Para além do preto e branco
por Lucas Navarro –
Comecemos por Parque Soviético. Um casal com encontro marcado dentro de um parque construído em homenagem aos sovietes discute a relação e sua inadiável separação. Na medida em que o diálogo vai tomando a forma prevista do desenlace, a escuta atenta-se para o eco fantasmático dos monumentos cuja reverberação equivale ao mistério da crise. A voz desses obeliscos mudos fala aquilo que o casal silencia. Ambas são, salvo as dimensões, guerras frias.
Há, porém, entre discussões e reconciliações, uma pista, contada somente nas imagens, da natureza misteriosa dessa relação. Ela sucede a abordagem do rapaz nas moças que se fotografam. Consiste em uma série de planos corriqueiros dos gestos retirados da cena que acabamos de ver, só que, agora, vista “de fora” pelos olhos da mulher que os individualiza em fragmentos: sorriso, carícia, olhar: signos que, convertidos pelo olhar ciumento em indícios da culpabilidade do parceiro, compõem o secreto idioma do qual ela não participa. Resta aquela conhecida violência em sua absoluta magnitude infringida contra si própria, decifradora – fracassada – de cenas. A sequência termina com uma segunda suspensão que poderíamos chamar de montagem dialética pouco ortodoxa ao princípio eisensteiniano. Refiro-me a interrupção do fluxo narrativo que des-cobre, em três quadros, o estado desses personagens que, destacados sobre batalhas opostas, convergem na síntese de um mesmo fundo. Entretanto, mal nos acostumamos à terceira via refletida no abraço, voltamos à afirmação da diferença.
Se existe uma lei que aproxima essas duas potências ela está na mútua seriedade com que não participam do encanto contido num mesmo corpo. Tanto isso é verdade que todos os defeitos são levantados até que não reste mais nada com que se possa ornamentar a matéria rochosa. A força contida na diferença cumpre o gesto de ferir lembranças encararando o rosto livre de códigos decifráveis.
O preto e branco conecta Parque Soviético e La Llamada. Não há a intensão de justapor os curtas apenas porque empregam esse efeito, mas sim lidar com as particularidades a partir desse ponto de contato. Enquanto que no primeiro caso essa opção funciona como um personagem norteador que acentua uma diferença primordial – ela veste branco; ele, preto – no segundo ela aparece como resistência à cor – tão cara a Cuba – contrastando o peso da memória ao vazio cotidiano. Ambos os filmes motivaram esse texto menos por suas relações exteriores do que pelo impacto que tiveram iniciando e concluindo uma mesma sessão. Reduzi-los em conceitos significaria ignorar a insolubilidade da experiência que provocaram.

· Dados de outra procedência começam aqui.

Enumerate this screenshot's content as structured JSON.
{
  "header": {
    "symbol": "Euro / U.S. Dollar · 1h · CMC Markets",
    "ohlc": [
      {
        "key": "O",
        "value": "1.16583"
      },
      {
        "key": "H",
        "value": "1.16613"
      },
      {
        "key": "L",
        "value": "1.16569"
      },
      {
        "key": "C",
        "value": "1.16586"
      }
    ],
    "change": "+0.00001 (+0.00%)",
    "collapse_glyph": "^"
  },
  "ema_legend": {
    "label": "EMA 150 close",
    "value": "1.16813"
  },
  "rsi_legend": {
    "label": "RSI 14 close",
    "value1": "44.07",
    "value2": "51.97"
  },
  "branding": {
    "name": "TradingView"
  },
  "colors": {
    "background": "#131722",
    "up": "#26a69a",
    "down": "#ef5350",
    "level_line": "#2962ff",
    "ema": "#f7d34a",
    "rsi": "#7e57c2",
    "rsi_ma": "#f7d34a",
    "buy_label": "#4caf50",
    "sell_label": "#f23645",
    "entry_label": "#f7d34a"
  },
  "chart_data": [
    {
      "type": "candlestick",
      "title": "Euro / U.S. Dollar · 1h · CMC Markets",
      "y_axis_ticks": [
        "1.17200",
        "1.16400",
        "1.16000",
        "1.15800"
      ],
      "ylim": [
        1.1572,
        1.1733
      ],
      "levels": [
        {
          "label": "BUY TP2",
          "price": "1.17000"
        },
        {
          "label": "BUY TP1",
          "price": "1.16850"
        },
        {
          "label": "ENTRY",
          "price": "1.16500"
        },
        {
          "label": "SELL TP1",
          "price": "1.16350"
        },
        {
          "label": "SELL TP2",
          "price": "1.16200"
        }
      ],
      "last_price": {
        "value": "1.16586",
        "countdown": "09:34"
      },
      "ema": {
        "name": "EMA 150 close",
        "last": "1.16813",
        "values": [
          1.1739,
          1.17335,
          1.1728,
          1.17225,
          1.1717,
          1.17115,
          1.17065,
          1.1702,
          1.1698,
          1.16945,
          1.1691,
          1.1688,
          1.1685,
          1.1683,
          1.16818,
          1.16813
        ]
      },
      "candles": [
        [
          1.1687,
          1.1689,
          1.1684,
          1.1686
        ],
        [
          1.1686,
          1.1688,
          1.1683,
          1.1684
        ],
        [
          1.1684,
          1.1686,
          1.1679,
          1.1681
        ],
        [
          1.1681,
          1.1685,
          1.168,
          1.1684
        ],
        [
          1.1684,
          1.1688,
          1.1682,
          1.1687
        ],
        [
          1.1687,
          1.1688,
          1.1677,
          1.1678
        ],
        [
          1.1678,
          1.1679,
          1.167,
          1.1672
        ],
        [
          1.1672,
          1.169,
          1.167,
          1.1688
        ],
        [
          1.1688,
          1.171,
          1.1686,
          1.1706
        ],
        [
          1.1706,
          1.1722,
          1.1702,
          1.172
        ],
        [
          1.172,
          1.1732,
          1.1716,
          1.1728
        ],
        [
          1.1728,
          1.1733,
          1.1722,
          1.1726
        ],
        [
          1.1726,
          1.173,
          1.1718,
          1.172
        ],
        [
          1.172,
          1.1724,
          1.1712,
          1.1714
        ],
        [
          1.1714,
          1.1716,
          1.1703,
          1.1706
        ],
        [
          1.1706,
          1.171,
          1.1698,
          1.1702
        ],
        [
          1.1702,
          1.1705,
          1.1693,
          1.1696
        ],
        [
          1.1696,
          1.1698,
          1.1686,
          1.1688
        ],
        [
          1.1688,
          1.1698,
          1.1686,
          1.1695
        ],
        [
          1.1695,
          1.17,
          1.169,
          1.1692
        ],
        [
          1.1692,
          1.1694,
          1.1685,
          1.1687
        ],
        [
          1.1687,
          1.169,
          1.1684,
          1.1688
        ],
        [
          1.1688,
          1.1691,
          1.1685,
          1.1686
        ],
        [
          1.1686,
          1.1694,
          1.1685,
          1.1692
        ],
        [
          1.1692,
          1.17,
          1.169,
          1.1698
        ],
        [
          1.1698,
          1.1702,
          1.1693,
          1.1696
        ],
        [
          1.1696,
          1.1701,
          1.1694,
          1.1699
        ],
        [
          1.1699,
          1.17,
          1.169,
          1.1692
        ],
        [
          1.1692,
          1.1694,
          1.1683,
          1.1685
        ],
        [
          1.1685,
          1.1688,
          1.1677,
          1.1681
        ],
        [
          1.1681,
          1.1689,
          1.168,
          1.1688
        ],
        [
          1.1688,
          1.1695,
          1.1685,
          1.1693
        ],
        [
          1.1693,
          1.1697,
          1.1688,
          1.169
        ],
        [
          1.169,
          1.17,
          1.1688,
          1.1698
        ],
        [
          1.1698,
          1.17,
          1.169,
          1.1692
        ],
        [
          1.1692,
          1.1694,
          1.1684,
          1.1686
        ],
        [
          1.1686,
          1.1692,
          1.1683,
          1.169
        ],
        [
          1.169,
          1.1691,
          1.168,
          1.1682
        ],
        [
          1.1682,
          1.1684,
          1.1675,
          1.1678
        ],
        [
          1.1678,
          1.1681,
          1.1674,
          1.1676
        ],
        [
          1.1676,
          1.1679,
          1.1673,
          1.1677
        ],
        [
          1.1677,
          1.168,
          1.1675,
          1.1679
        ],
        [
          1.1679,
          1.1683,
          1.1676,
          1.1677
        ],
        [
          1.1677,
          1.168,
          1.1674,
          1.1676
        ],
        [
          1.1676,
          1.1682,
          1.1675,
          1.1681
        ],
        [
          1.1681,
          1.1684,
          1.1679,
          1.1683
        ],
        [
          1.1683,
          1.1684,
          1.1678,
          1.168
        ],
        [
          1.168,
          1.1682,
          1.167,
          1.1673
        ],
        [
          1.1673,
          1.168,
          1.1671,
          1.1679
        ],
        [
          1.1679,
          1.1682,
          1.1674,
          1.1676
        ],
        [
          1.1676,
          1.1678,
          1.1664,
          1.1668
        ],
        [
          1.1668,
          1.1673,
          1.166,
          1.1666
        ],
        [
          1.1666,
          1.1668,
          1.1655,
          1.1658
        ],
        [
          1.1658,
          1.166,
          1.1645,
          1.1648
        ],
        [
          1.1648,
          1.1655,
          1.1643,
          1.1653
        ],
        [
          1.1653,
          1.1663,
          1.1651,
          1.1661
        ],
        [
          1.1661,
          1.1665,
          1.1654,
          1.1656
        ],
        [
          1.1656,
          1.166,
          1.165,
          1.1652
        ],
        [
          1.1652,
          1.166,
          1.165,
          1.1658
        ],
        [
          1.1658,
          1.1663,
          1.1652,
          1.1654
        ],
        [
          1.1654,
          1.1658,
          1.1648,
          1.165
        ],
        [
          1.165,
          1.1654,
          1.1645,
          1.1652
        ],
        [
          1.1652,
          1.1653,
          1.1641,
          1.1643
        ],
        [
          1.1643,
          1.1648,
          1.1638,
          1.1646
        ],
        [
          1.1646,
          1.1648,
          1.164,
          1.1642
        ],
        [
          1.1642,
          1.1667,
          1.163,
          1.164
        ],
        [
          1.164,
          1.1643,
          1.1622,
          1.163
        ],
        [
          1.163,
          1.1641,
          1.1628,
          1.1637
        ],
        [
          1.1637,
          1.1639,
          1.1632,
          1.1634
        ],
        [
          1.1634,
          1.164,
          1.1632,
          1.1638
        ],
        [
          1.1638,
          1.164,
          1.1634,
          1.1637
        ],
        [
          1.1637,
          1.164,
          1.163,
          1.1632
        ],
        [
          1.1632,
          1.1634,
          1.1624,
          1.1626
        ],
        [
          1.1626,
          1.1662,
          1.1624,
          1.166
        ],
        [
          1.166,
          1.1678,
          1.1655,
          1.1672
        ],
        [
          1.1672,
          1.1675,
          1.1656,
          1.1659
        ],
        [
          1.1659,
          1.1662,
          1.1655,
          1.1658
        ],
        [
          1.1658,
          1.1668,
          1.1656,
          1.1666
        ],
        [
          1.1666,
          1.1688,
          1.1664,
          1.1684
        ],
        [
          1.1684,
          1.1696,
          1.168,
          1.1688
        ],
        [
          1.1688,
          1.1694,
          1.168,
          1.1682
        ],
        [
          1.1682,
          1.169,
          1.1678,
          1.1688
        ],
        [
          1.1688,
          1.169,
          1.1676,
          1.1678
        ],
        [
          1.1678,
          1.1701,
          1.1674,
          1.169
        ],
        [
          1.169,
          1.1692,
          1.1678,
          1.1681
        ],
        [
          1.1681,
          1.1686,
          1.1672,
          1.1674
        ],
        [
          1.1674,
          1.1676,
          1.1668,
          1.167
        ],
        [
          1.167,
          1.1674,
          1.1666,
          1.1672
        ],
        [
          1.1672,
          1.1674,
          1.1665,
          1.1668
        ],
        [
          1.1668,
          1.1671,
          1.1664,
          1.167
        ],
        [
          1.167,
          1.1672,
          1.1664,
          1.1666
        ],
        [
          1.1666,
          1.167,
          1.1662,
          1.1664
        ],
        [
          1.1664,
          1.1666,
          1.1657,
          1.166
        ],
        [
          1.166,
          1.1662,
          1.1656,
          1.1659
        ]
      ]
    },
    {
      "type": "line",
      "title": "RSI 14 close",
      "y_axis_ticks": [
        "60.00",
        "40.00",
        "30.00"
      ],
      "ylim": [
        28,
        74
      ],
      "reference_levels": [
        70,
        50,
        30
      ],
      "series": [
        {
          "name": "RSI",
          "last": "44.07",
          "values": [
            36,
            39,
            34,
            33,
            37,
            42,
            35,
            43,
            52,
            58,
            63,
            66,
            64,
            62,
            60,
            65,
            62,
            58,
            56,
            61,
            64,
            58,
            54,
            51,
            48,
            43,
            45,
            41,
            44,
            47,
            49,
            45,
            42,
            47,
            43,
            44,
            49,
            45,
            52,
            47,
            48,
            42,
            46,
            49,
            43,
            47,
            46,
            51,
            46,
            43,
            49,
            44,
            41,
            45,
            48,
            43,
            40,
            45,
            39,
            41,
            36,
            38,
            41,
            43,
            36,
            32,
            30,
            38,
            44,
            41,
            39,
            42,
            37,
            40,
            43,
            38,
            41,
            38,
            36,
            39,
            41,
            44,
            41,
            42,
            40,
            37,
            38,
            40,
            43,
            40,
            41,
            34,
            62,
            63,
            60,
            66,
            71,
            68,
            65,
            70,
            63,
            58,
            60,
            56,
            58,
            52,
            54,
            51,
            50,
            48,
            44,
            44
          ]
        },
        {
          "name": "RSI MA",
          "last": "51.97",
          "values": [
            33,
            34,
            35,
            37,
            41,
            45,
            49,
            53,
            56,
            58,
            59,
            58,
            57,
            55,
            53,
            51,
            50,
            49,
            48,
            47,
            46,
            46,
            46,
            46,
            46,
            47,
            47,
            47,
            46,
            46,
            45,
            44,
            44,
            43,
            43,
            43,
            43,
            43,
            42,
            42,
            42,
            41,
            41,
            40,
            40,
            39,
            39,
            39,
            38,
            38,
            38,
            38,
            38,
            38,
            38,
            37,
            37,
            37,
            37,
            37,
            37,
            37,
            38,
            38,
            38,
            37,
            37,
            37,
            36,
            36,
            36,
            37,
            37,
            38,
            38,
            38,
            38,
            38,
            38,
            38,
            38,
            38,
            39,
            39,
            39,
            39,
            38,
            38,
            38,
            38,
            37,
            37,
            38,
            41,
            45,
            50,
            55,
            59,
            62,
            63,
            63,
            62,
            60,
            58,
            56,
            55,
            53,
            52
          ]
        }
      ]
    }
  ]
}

Divididos por uma grade, o cineasta faz perguntas ao seu personagem até que esse assine o termo de contrato para instalação do telefone, o dispositivo que envolverá o filme. Já temos aqui um modo muito original de aproximação do assunto por meio de uma brincadeira metafórica que conecte o interior ao além-grades. A partir desse primeiro contato passaremos para o outro lado sem mais abandoná-lo. Ficamos então a observar pequenas cenas onde a intensão previamente organizada compete com o acaso circundante, gerando mais-valia nos termos do cinema.
Nos dois filmes lidamos com relacionamentos cuja crise pouco se sabe. Aqui as memórias de um filho, esposa, amigos e revolução são atenuadas via furacões. Já o advento do telefone pouco lhe altera o horizonte, pois a chance de ouvi-lo tocar é desacreditada meio que por antecipação, afinal ninguém possui seu número. A respiração das cenas parece, contudo, sugerir a chance de ouvir, a qualquer momento, a chamada.
O filme passa então a crescer sobre o abismo do seu personagem até o ponto em que esse, durante a simulada conversa com o filho, desvela o sadismo desse dispositivo, colocando em xeque todo um modo de olhar para si que escapa ao cineasta. A notória abertura dessa cena para autocrítica mostra como, por vezes, personagens diante do filme estão como bebês diante do canibal.
A resignação se revela potência. Isso por que Gustavo Vinagre parece ter plena consciência de que qualquer imagem quando projetada no quadro suscita questões que são, antes de tudo, questão de cinema. Pois é exatamente sobre uma tela autossuficiente que se exprime o ponto de chegada de La Llamada, sendo o seu valor documental meramente acessório. Resta, porém, a secreta vontade de conferir se o número revelado romperia as conhecidas grades que separam personagem e espectador.